The upcoming report on risk insurance churn to be released by the Australian Securities and Investments Commission (ASIC) is likely to lead to further debate on removing commissions but would not examine the total cost of advice related to risk insurance according to Synchron director Don Trapnell.
He said ASIC is taking a balanced view of churn and is seeking data on those most involved with the practice, which was to be expected of the regulator, but was concerned that any debate on commissions would not recognise how risk advice was remunerated.
"Advice can be provided on insurance but if it is not purchased the adviser is not paid. Risk advisers receive payment by results and most of the work is in the first year where there is the most cost to deliver the advice which is why there is an upfront commission," Trapnell said.
"Renewal commissions come into focus at the time of claim when the adviser acts to have the claim paid and all that work is paid upfront via commissions."
Trapnell said underwriters within insurers should also be working to prevent churn by examining policies and ensuring they are not been rolled from one insurer to another in rapid succession.

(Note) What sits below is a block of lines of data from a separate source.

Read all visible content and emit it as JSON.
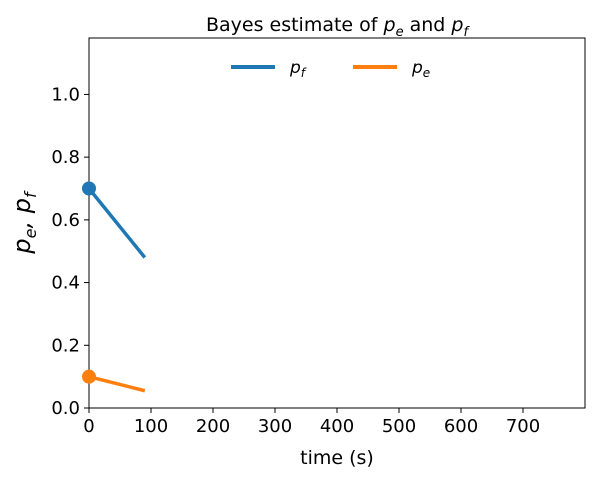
{
  "chart_data": {
    "type": "line",
    "title_prefix": "Bayes estimate of ",
    "title_var1_base": "p",
    "title_var1_sub": "e",
    "title_join": " and ",
    "title_var2_base": "p",
    "title_var2_sub": "f",
    "xlabel": "time (s)",
    "ylabel_var1_base": "p",
    "ylabel_var1_sub": "e",
    "ylabel_sep": ", ",
    "ylabel_var2_base": "p",
    "ylabel_var2_sub": "f",
    "xlim": [
      0,
      800
    ],
    "ylim": [
      0,
      1.18
    ],
    "xticks": [
      0,
      100,
      200,
      300,
      400,
      500,
      600,
      700
    ],
    "xtick_labels": [
      "0",
      "100",
      "200",
      "300",
      "400",
      "500",
      "600",
      "700"
    ],
    "yticks": [
      0.0,
      0.2,
      0.4,
      0.6,
      0.8,
      1.0
    ],
    "ytick_labels": [
      "0.0",
      "0.2",
      "0.4",
      "0.6",
      "0.8",
      "1.0"
    ],
    "grid": false,
    "legend_placement": "top-center",
    "series": [
      {
        "name_base": "p",
        "name_sub": "f",
        "color": "#1f77b4",
        "x": [
          0,
          90
        ],
        "y": [
          0.7,
          0.48
        ],
        "marker_at_start": true
      },
      {
        "name_base": "p",
        "name_sub": "e",
        "color": "#ff7f0e",
        "x": [
          0,
          90
        ],
        "y": [
          0.1,
          0.055
        ],
        "marker_at_start": true
      }
    ]
  }
}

"If an existing policy is in force the insurers will know it has to be cancelled. However if it was churned over to them it can be churned away from them and underwriters can protect the insurer's book of business by checking whether this is the case," Trapnell said.
"Insurers have asked me how an underwriter can see and understand the Statement of Advice (SOA) that goes with the insurance but our clients understand them. If the SOA has a best interests duty and safe harbour provisions included an underwriter should be able to see and understand that."